Le Temps : entre rythmes et durée

Jean Montalte, auditeur de l’Institut Iliade et collaborateur de la revue Éléments, nous plonge dans la vertigineuse question du « temps », dont l’étude serait la « tâche préliminaire à toute métaphysique » selon Gaston Bachelard. Entre querelles scientifiques et controverses philosophiques, non, le temps n’est pas un long fleuve tranquille.

Je suis pris dans des tourbillons d’écume. Ils sont l’expression d’un temps disjoint, qui fomente des cavalcades impromptues, et m’emporte dans le galop des flots. J’ai beau éperonner, je ne rencontre que de l’eau et les tourbillons qui écument, l’écume qui tourbillonne. C’est la dérive des Inconscients, le grand partage de l’Océan. C’est Faulkner qui m’a mis sur la voie, indiqué l’issue vive hors du royaume de Neptune. Faulkner, dont l’oeuvre est secrètement sous-tendue par la notion de rythme, comme celle de Proust, moins secrètement, l’est par celle du Temps, majuscule et majestueux, en dépit de sa perte. Faulkner a écrit dans Les Palmiers Sauvages : « Je ne crois pas au péché. Tout cela n’est qu’une question de rythme. Dès la naissance on est pris dans le défilé anonyme des myriades anonymes et grouillantes de son temps et de sa génération; on perd le rythme une fois, un seul faux pas, et on périt sous les piétinements de la foule. » Foule, tourbillon, écume, vortex, marécage, c’est tout un pour qui a perdu le rythme.
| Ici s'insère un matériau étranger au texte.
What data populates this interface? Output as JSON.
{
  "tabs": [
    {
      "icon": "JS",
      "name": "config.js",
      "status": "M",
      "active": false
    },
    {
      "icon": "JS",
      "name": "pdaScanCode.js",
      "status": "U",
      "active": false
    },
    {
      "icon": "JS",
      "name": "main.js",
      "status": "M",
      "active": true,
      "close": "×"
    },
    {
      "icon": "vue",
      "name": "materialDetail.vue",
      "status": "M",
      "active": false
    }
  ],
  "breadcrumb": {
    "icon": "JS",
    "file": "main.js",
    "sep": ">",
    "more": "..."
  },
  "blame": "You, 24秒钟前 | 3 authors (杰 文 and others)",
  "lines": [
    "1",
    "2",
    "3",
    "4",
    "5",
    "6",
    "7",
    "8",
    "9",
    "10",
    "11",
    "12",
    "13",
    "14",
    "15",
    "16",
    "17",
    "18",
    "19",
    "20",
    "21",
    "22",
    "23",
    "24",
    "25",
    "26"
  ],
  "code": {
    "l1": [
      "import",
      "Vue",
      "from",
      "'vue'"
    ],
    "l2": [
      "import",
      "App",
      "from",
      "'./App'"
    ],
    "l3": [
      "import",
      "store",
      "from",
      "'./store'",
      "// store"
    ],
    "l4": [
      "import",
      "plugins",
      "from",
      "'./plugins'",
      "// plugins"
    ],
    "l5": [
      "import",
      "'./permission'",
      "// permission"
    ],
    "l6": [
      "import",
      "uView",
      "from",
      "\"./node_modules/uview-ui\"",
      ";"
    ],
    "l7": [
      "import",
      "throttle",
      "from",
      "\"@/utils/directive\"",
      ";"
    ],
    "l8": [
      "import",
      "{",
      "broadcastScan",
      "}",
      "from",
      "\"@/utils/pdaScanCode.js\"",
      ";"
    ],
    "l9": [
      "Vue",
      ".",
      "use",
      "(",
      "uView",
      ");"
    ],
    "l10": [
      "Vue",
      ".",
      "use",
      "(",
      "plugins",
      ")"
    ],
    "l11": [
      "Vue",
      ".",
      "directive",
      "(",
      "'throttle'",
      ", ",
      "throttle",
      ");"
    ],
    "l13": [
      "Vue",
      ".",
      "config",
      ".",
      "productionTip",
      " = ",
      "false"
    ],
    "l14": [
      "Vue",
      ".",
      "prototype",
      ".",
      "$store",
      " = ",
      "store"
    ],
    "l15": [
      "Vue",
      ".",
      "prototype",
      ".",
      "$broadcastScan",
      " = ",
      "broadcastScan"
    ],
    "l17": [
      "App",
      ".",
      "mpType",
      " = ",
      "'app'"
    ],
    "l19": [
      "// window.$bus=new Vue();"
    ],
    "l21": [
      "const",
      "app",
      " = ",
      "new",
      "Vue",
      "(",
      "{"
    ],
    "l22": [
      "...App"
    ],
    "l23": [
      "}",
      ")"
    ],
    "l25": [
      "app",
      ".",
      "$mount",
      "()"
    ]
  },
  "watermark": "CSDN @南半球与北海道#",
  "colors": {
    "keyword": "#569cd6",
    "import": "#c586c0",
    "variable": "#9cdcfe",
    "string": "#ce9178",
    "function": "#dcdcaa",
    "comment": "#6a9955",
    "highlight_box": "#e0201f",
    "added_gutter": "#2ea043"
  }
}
Un débat majeur et oublié, majeur pour les métaphysiciens du XXe siècle, oublié parce que majeur pour ces mêmes métaphysiciens, a opposé deux conceptions du Temps. La première, celle de Bergson, sans doute la plus connue, pose une continuité au cœur du Temps, une trame dûment filée, autrement appelée durée, substance de l’être – ou plutôt du devenir -, enfin étoffe de la vie, tant psychique qu’animale ou végétative. Un analogue moderne, en quelque sorte, de l’energeia d’Aristote. La seconde conception est, au contraire, marquée par une discontinuité fondamentale, posant l’instant comme seule réalité métaphysique du Temps, qui, dès lors, ne peut plus se concevoir au singulier. Cette perspective nouvelle est portée superbement par Gaston Bachelard dans son livre  L’intuition de l’instant.
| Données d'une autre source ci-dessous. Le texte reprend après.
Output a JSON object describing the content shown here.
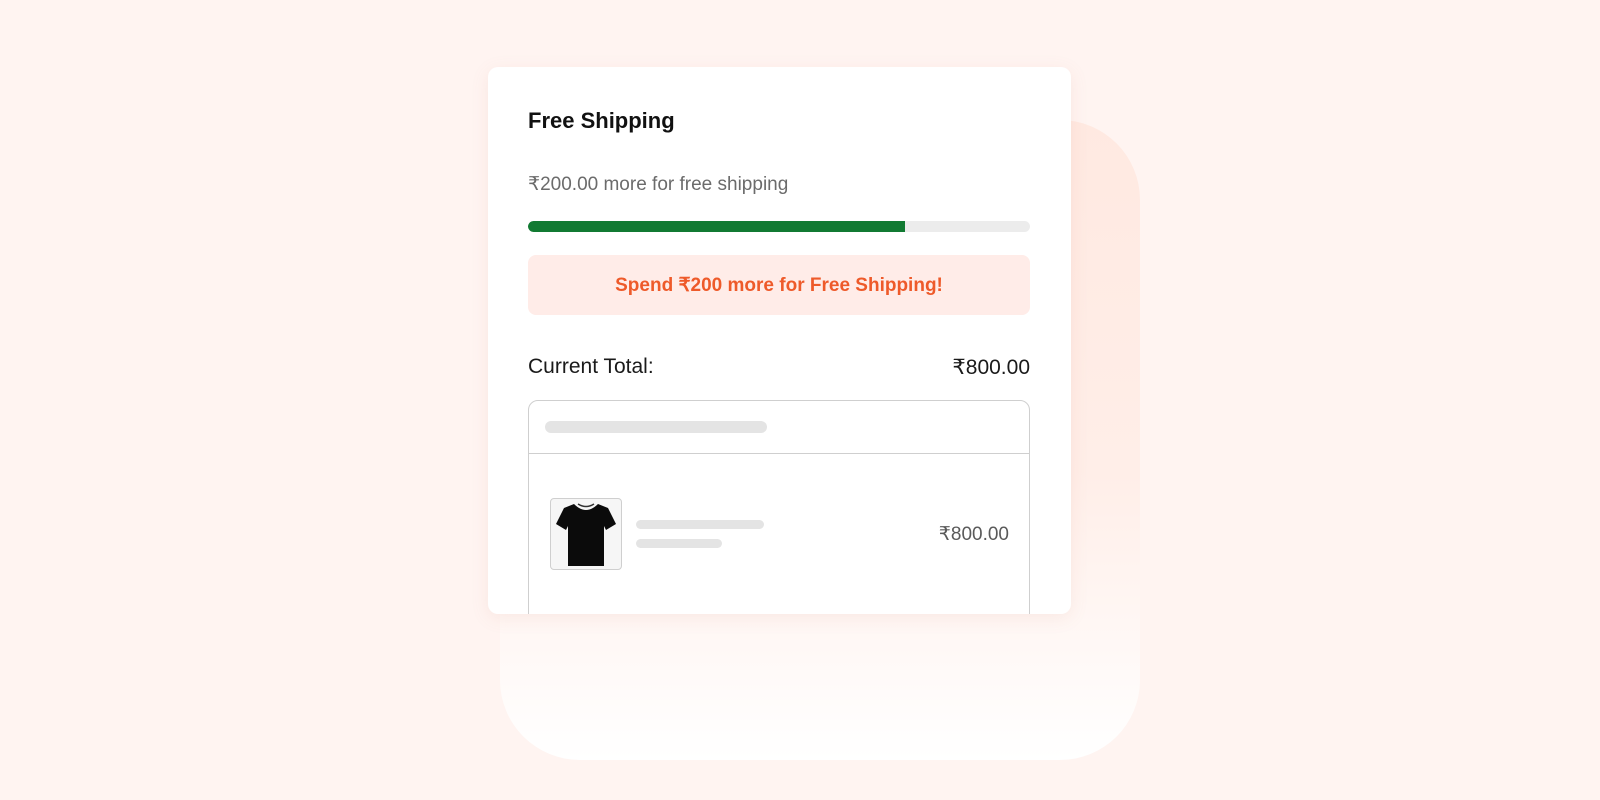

Continuité et discontinuité

Inutile d’ajouter aux exégèses déjà nombreuses autour de cette opposition, me direz-vous. Un ouvrage collectif réunit déjà les contributions les plus éclairées et les plus éclairantes sur ce point nodal de la métaphysique du Temps : Bachelard et Bergson, continuité et discontinuité (Puf) sous la direction de Frédéric Worms et Jean-Jacques Wunenburger. Bravons ce ridicule… Il suffit de rappeler, ici, que la conception bachelardienne est étroitement solidaire de la théorie de la Relativité d’Einstein et du bouleversement qu’elle introduit dans le concept de Temps. Bachelard consacra d’ailleurs un ouvrage d’épistémologie d’une technicité abrupte sur la théorie de la Relativité et les implications philosophiques de celle-ci : La valeur inductive de la relativité. Ce livre était une réponse polémique à La déduction relativiste d’Émile Meyerson. Dès le titre le contrepoint est pris, l’induction défie la déduction…

Quoi qu’il en soit, l’idée d’un temps objectif universel, ainsi que la notion si familière de simultanéité, sont définitivement ruinées par la physique relativiste. D’où les sarcasmes qui entourent injustement l’évocation de l’ouvrage Durée et simultanéité d’Henri Bergson, dont le contenu, les thèses sont jugés aujourd’hui obsolètes. Et, pire encore, le mépris qu’affichait Einstein lui-même, à l’égard des métaphysiciens qui se mêlaient, selon lui, de questions qui ne les regardaient pas. Ce qui pose un sérieux problème pour tout métaphysicien en herbe, si l’on considère, avec Bachelard, que « la méditation du temps est la tâche préliminaire à toute métaphysique. »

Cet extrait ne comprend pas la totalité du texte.